The reason for denial given by the CO is that the alien’s qualifications as listed on the ETA Form 9089 demonstrate that the alien does not meet the minimum job requirements as described in section H of the form. The regulation at 20 C.F.R. § 656.17(i)(1) requires that the employer’s “job requirements, as described, must represent the employer’s actual minimum requirements for the job opportunity.” Since the Employer was willing to hire the alien who did not meet the stated requirement of 12 months experience at the time of his hire, that experience must not be the minimum requirement for the job, the CO concluded.
The Employer, however, correctly argues that its ETA Form 9089 does list a bachelor’s degree and zero years of experience as an alternate combination of education and experience to the bachelor’s degree and 12 months of experience that it first lists. Thus, since the alien is listed as having a bachelor’s degree, he appears to meet the Employer’s alternate accepted education and experience requirements regardless of the fact that his later experience was with the Employer.2
Therefore, we find that upholding the denial of certification is not warranted and we return this application to the CO to consider whether the Employer otherwise complied with the regulations and whether certification should be granted.
IT IS ORDERED that the denial of labor certification in this matter is hereby VACATED and that this matter is returned to the CO for completion of processing.
For the panel:
RICHARD K. MALAMPHY
Administrative Law Judge
Newport News, Virginia
NOTICE OF OPPORTUNITY TO PETITION FOR REVIEW: This Decision and Order will become the final decision of the Secretary unless within twenty days from the date of service a party petitions for review by the full Board. Such review is not favored and ordinarily will not be granted except (1) when full Board consideration is necessary to secure or maintain uniformity of its decisions, or (2) when the proceeding involves a question of exceptional importance.
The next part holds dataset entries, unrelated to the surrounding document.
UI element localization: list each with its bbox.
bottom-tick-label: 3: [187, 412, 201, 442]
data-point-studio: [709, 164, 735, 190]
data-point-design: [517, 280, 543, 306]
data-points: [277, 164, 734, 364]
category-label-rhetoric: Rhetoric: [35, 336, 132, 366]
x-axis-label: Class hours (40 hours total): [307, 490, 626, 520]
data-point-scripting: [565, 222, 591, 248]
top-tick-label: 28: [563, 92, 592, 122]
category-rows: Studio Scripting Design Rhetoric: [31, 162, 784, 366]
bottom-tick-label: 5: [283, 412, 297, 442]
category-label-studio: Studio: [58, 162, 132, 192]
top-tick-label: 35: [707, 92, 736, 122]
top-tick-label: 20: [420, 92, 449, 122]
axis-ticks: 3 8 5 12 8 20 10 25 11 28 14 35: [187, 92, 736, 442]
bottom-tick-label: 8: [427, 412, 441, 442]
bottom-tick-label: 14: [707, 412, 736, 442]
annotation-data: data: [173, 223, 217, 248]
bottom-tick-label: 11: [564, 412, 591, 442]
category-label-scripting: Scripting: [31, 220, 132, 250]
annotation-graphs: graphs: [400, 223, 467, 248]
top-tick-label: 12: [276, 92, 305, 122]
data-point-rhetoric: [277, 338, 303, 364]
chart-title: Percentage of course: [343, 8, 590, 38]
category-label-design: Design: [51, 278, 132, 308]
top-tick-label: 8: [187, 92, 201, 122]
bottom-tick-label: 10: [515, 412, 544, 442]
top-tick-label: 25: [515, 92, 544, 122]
Petitions must be filed with:
Chief Docket Clerk
Office of Administrative Law Judges
Board of Alien Labor Certification Appeals
800 K Street, NW Suite 400
Washington, DC 20001-8002
Copies of the petition must also be served on other parties and should be accompanied by a written statement setting forth the date and manner of service. The petition shall specify the basis for requesting full Board review with supporting authority, if any, and shall not exceed five double-spaced pages. Responses, if any, shall be filed within ten days of service of the petition, and shall not exceed five double-spaced pages. Upon the granting of a petition the Board may order briefs.
1 In this decision, AF is an abbreviation for Appeal File.
2 Since no Statement of Position was filed in this case, we can only guess that the CO inadvertently overlooked the alternate requirement, perhaps due to it being listed oddly on the ETA Form 9089.